My Python program accepts command line arguments using the argparse module and it works as intended, however, the help text is a bit misleading and I would like to fix it for others using my program.
Currently, I have a positional argument which is a directory and an optional argument, -p
, which accepts an arbitrary number of package names using the nargs=+
argument to the add_argument
function. The DIR positional argument needs to be specified before the optional argument list, otherwise the directory will be wrongly added to the list of package names and it will error out saying that a positional argument was not specified. The help output currently looks like the following:
package_info.py --help
usage: package_info.py [-h] [-v] [--no-cache] [-g FILE] [-p [PKG [PKG ...]]]
DIR
Get information on packages in ros workspace.
positional arguments:
DIR The directory containing rospackages.
optional arguments:
-h, --help show this help message and exit
-v, --verbose Enables verbose mode
--no-cache Do not cache the dependency graph
-g FILE, --graph-file FILE
The graph file to load from or save to.
-p [PKG [PKG ...]], --packages [PKG [PKG ...]]

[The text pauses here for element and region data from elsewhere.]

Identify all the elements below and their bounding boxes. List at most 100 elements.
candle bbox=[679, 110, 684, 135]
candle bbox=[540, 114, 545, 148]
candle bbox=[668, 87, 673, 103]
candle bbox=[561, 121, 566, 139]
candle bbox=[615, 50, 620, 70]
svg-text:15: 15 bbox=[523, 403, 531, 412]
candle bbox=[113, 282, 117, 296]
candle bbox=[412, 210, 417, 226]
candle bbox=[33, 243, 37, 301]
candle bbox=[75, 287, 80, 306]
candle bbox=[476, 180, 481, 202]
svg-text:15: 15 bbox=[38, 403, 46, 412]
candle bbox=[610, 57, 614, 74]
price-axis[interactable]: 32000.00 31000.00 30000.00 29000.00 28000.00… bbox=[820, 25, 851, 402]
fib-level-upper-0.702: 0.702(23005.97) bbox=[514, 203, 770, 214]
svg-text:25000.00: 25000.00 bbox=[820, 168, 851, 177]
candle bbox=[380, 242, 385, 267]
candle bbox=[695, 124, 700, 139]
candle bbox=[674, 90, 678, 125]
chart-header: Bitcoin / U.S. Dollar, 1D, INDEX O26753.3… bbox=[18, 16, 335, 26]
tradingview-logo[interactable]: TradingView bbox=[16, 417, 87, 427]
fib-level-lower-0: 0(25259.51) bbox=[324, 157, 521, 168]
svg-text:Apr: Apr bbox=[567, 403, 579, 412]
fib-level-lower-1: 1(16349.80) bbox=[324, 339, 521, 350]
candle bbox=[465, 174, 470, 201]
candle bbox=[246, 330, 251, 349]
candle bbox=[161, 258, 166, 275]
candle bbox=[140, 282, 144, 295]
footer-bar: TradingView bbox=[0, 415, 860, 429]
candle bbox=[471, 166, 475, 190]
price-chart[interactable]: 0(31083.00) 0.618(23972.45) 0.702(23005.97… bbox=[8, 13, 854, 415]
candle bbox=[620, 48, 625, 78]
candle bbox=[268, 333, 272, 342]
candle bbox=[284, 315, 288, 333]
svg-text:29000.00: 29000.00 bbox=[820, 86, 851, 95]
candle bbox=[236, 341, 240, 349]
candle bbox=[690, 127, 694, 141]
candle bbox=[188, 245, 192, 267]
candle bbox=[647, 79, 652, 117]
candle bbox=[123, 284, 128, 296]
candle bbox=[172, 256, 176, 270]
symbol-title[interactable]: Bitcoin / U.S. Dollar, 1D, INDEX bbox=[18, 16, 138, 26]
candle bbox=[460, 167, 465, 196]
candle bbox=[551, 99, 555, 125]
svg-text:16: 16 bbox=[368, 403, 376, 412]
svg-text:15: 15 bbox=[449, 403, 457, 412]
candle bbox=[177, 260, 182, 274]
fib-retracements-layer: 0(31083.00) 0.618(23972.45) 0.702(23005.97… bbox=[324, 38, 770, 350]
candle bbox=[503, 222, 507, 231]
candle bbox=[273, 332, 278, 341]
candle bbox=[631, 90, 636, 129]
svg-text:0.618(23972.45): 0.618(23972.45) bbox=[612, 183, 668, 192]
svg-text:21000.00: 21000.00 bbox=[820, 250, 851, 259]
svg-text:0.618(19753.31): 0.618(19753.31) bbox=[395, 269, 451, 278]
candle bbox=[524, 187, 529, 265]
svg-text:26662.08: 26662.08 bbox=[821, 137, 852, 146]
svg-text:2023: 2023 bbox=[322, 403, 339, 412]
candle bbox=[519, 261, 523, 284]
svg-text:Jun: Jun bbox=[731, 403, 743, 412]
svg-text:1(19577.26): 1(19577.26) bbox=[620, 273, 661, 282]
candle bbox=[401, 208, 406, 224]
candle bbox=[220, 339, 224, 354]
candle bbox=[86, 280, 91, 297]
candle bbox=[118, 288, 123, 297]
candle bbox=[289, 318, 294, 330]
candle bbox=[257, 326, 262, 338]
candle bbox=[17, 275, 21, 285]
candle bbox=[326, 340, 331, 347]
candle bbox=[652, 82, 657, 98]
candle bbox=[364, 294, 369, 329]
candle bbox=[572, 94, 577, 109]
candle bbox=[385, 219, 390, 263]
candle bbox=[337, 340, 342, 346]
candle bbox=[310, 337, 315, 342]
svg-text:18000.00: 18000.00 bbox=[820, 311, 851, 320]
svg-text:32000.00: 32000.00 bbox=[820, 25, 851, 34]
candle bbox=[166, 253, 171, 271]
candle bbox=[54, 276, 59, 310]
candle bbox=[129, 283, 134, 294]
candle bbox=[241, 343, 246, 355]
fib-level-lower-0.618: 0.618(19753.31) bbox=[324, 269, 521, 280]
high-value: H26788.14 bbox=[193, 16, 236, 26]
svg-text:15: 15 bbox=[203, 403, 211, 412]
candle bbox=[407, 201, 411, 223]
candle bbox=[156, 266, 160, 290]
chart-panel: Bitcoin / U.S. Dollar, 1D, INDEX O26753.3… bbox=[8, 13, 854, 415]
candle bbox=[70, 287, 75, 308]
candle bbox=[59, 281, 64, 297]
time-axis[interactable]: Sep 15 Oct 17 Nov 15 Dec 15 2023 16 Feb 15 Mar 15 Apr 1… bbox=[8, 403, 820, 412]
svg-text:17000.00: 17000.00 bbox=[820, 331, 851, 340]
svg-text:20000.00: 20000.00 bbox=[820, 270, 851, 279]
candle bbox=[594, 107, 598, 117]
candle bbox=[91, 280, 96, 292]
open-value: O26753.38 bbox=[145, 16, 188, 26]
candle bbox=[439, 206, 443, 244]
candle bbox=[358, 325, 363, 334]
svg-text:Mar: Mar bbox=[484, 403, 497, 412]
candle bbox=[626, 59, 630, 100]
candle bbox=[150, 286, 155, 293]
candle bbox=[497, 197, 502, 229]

The packages to provide information on.
I would like it to be formatted with DIR showing up before the -p flag to be more clear to users that this argument must be specified first, like the following:
package_info.py --help
usage: package_info.py DIR [-h] [-v] [--no-cache] [-g FILE] [-p [PKG [PKG ...]]]
.
.
.
or
package_info.py --help
usage: package_info.py DIR
[-h] [-v] [--no-cache] [-g FILE] [-p [PKG [PKG ...]]]
.
.
.
Is there a simple way to format the help message, or will I need to write a custom help message formatter?